Foi representado como um efeito da influência muçulmana (...) Por outro lado,
não é provável que a principal causa do zelo dos imperadores contra as imagens
fosse o exemplo de seu amargo inimigo, o chefe da religião rival. Uma origem mais provável será encontrada na
oposição a imagens que existiu por algum tempo entre os cristãos. Parece
ter havido uma antipatia por imagens sagradas, uma suspeita de que seu uso era
ou poderia se tornar idólatra entre
certos cristãos por muitos séculos antes do início da perseguição aos
iconoclastas.
Embora suavize bastante a
oposição às imagens e aos ícones nos círculos cristãos, a Enciclopédia Católica
admite a existência desta antiga oposição:
Muito
antes do surto do século VIII, havia casos isolados de pessoas que temiam o
crescente culto de imagens e viam nele o
risco de um retorno à antiga idolatria. Precisamos dificilmente citar neste contexto as expressões dos padres apostólicos contra os ídolos
(Atenágoras "Apelo pelos cristãos" XV-XVI; Teófilo "A
Autólico" II; Minucio Félix "Otávio" XXVII; Arnobio "Contra
os Gentios"; Tertuliano "Da Idolatria", I; Cipriano "De
idolorum vanitate"), no qual eles denunciam não apenas o culto, mas até mesmo a fabricação e posse de tais
imagens. Estes textos referem-se aos ídolos, isto é, imagens feitas para
serem adoradas, mas o cânon XXXVI do
Sínodo de Elvira é importante. Este foi um sínodo geral da Igreja da
Espanha realizado aparentemente por volta do ano 300 em uma cidade perto de
Granada (Hefele-Leclercq, "Hist. des Conc. ", I, 212-64).
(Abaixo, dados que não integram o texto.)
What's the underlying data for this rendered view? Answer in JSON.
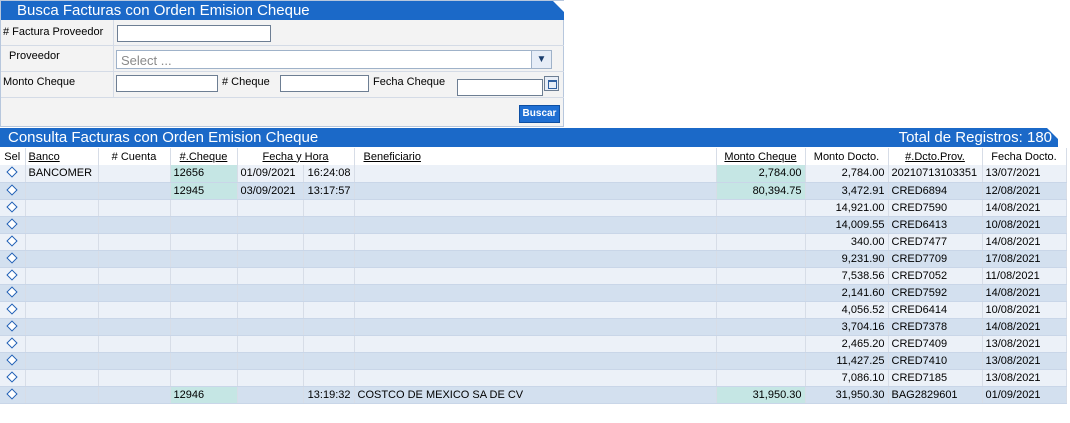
{
  "search": {
    "title": "Busca Facturas con Orden Emision Cheque",
    "factura_label": "# Factura Proveedor",
    "factura_value": "",
    "proveedor_label": "Proveedor",
    "proveedor_placeholder": "Select ...",
    "monto_label": "Monto Cheque",
    "monto_value": "",
    "cheque_label": "# Cheque",
    "cheque_value": "",
    "fecha_label": "Fecha Cheque",
    "fecha_value": "",
    "buscar_label": "Buscar"
  },
  "results": {
    "title": "Consulta Facturas con Orden Emision Cheque",
    "total_label": "Total de Registros: 180",
    "columns": [
      "Sel",
      "Banco",
      "# Cuenta",
      "#.Cheque",
      "Fecha y Hora",
      "",
      "Beneficiario",
      "Monto Cheque",
      "Monto Docto.",
      "#.Dcto.Prov.",
      "Fecha Docto."
    ],
    "rows": [
      {
        "banco": "BANCOMER",
        "cuenta": "",
        "cheque": "12656",
        "fecha": "01/09/2021",
        "hora": "16:24:08",
        "beneficiario": "",
        "monto_cheque": "2,784.00",
        "monto_docto": "2,784.00",
        "dcto_prov": "20210713103351",
        "fecha_docto": "13/07/2021"
      },
      {
        "banco": "",
        "cuenta": "",
        "cheque": "12945",
        "fecha": "03/09/2021",
        "hora": "13:17:57",
        "beneficiario": "",
        "monto_cheque": "80,394.75",
        "monto_docto": "3,472.91",
        "dcto_prov": "CRED6894",
        "fecha_docto": "12/08/2021"
      },
      {
        "banco": "",
        "cuenta": "",
        "cheque": "",
        "fecha": "",
        "hora": "",
        "beneficiario": "",
        "monto_cheque": "",
        "monto_docto": "14,921.00",
        "dcto_prov": "CRED7590",
        "fecha_docto": "14/08/2021"
      },
      {
        "banco": "",
        "cuenta": "",
        "cheque": "",
        "fecha": "",
        "hora": "",
        "beneficiario": "",
        "monto_cheque": "",
        "monto_docto": "14,009.55",
        "dcto_prov": "CRED6413",
        "fecha_docto": "10/08/2021"
      },
      {
        "banco": "",
        "cuenta": "",
        "cheque": "",
        "fecha": "",
        "hora": "",
        "beneficiario": "",
        "monto_cheque": "",
        "monto_docto": "340.00",
        "dcto_prov": "CRED7477",
        "fecha_docto": "14/08/2021"
      },
      {
        "banco": "",
        "cuenta": "",
        "cheque": "",
        "fecha": "",
        "hora": "",
        "beneficiario": "",
        "monto_cheque": "",
        "monto_docto": "9,231.90",
        "dcto_prov": "CRED7709",
        "fecha_docto": "17/08/2021"
      },
      {
        "banco": "",
        "cuenta": "",
        "cheque": "",
        "fecha": "",
        "hora": "",
        "beneficiario": "",
        "monto_cheque": "",
        "monto_docto": "7,538.56",
        "dcto_prov": "CRED7052",
        "fecha_docto": "11/08/2021"
      },
      {
        "banco": "",
        "cuenta": "",
        "cheque": "",
        "fecha": "",
        "hora": "",
        "beneficiario": "",
        "monto_cheque": "",
        "monto_docto": "2,141.60",
        "dcto_prov": "CRED7592",
        "fecha_docto": "14/08/2021"
      },
      {
        "banco": "",
        "cuenta": "",
        "cheque": "",
        "fecha": "",
        "hora": "",
        "beneficiario": "",
        "monto_cheque": "",
        "monto_docto": "4,056.52",
        "dcto_prov": "CRED6414",
        "fecha_docto": "10/08/2021"
      },
      {
        "banco": "",
        "cuenta": "",
        "cheque": "",
        "fecha": "",
        "hora": "",
        "beneficiario": "",
        "monto_cheque": "",
        "monto_docto": "3,704.16",
        "dcto_prov": "CRED7378",
        "fecha_docto": "14/08/2021"
      },
      {
        "banco": "",
        "cuenta": "",
        "cheque": "",
        "fecha": "",
        "hora": "",
        "beneficiario": "",
        "monto_cheque": "",
        "monto_docto": "2,465.20",
        "dcto_prov": "CRED7409",
        "fecha_docto": "13/08/2021"
      },
      {
        "banco": "",
        "cuenta": "",
        "cheque": "",
        "fecha": "",
        "hora": "",
        "beneficiario": "",
        "monto_cheque": "",
        "monto_docto": "11,427.25",
        "dcto_prov": "CRED7410",
        "fecha_docto": "13/08/2021"
      },
      {
        "banco": "",
        "cuenta": "",
        "cheque": "",
        "fecha": "",
        "hora": "",
        "beneficiario": "",
        "monto_cheque": "",
        "monto_docto": "7,086.10",
        "dcto_prov": "CRED7185",
        "fecha_docto": "13/08/2021"
      },
      {
        "banco": "",
        "cuenta": "",
        "cheque": "12946",
        "fecha": "",
        "hora": "13:19:32",
        "beneficiario": "COSTCO DE MEXICO SA DE CV",
        "monto_cheque": "31,950.30",
        "monto_docto": "31,950.30",
        "dcto_prov": "BAG2829601",
        "fecha_docto": "01/09/2021"
      }
    ]
  },
  "colors": {
    "header_blue": "#1b69c8",
    "row_light": "#ecf1f8",
    "row_dark": "#d3e0ef",
    "highlight": "#c5e6e4"
  },
  "icons": {
    "select_row": "diamond-select-icon",
    "calendar": "calendar-icon",
    "dropdown": "chevron-down-icon"
  }
}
Ele criou muitas leis severas contra os
cristãos que recaíram na idolatria, heresia ou pecados contra o Sexto
Mandamento. O cânon diz: "É ordenado (Placuit) que as pinturas não estejam
nas igrejas, de modo que aquilo que é cultuado e adorado não seja pintado nas
paredes" (ibid., P. 240). O significado do cânon foi muito discutido. De
Rossi e Hefele pensaram que era apenas uma precaução contra possíveis
profanações de pagãos que pudessem entrar em uma igreja (ibid). Dorn Leclercq ("Manuel
d'archeologie", II, 140) e J. Turmel ("Rev. du clerge franc."
1906, XLV, 508) veem nele uma lei contra as imagens por princípio. Em qualquer caso, o cânon pode ter
produzido um efeito ligeiro mesmo na Espanha, onde havia imagens sagradas no
século IV, como em outros países. (Fonte)
O proeminente teólogo, historiador
e bispo católico ortodoxo Kallistos Ware escreveu:
Foi somente em passos lentos
que o uso de ícones se tornou estabelecido na Igreja. Reagindo contra o seu
ambiente pagão, os primeiros cristãos estavam ansiosos por enfatizar acima de
tudo o caráter exclusivamente espiritual do seu culto, e procuraram evitar
qualquer coisa que pudesse ter sabor de idolatria: "Deus é Espírito, e aqueles que O
adoram devem adorá-Lo em espírito e verdade" (João 4:24). A arte cristã
primitiva - como encontrada, por exemplo, nas catacumbas romanas - mostra uma certa relutância em retratar
Cristo diretamente, e Ele era na maioria das vezes representado de forma
simbólica, como o Bom Pastor, ou como Orfeu com a sua lira, ou afins. Com a
conversão de Constantino e o progressivo desaparecimento do paganismo, a Igreja
tornou-se menos hesitante no uso da arte, e
por volta do ano 400 dC tornou-se uma prática aceite representar nosso Senhor
não somente através de símbolos, mas diretamente. (Extraído
de “Christian Theology in the East,” in A History of Christian Doctrine,
editado por Hubert Cunliffe-Jones [Philadelphia: Fortress Press, 1980], pp.
191-92
O também proeminente erudito
patrístico católico ortodoxo John McGuckin escreveu:
O cristianismo, no período
primitivo, parece ter compartilhado uma aversão comum ao judaísmo de pintar
imagens em contextos religiosos
(apesar de não absoluta como é demonstrado pela altamente decorada sinagoga do
século II Dura Europos). O mundo helenístico era tão profundamente imerso na
arte como um meio religioso que tanto a
sinagoga como a igreja tornaram isto parte de sua apologia contra o falso
culto, e os pensadores cristãos defenderam que apenas a imitação intelectual,
espiritual e moral eram representações válidas de Deus na terra. Orígenes de
Alexandria no terceiro século permanece imensamente hostil a ideia de arte
figurativa, e escritores como Eusébio de Cesareia (ele mesmo um origenista)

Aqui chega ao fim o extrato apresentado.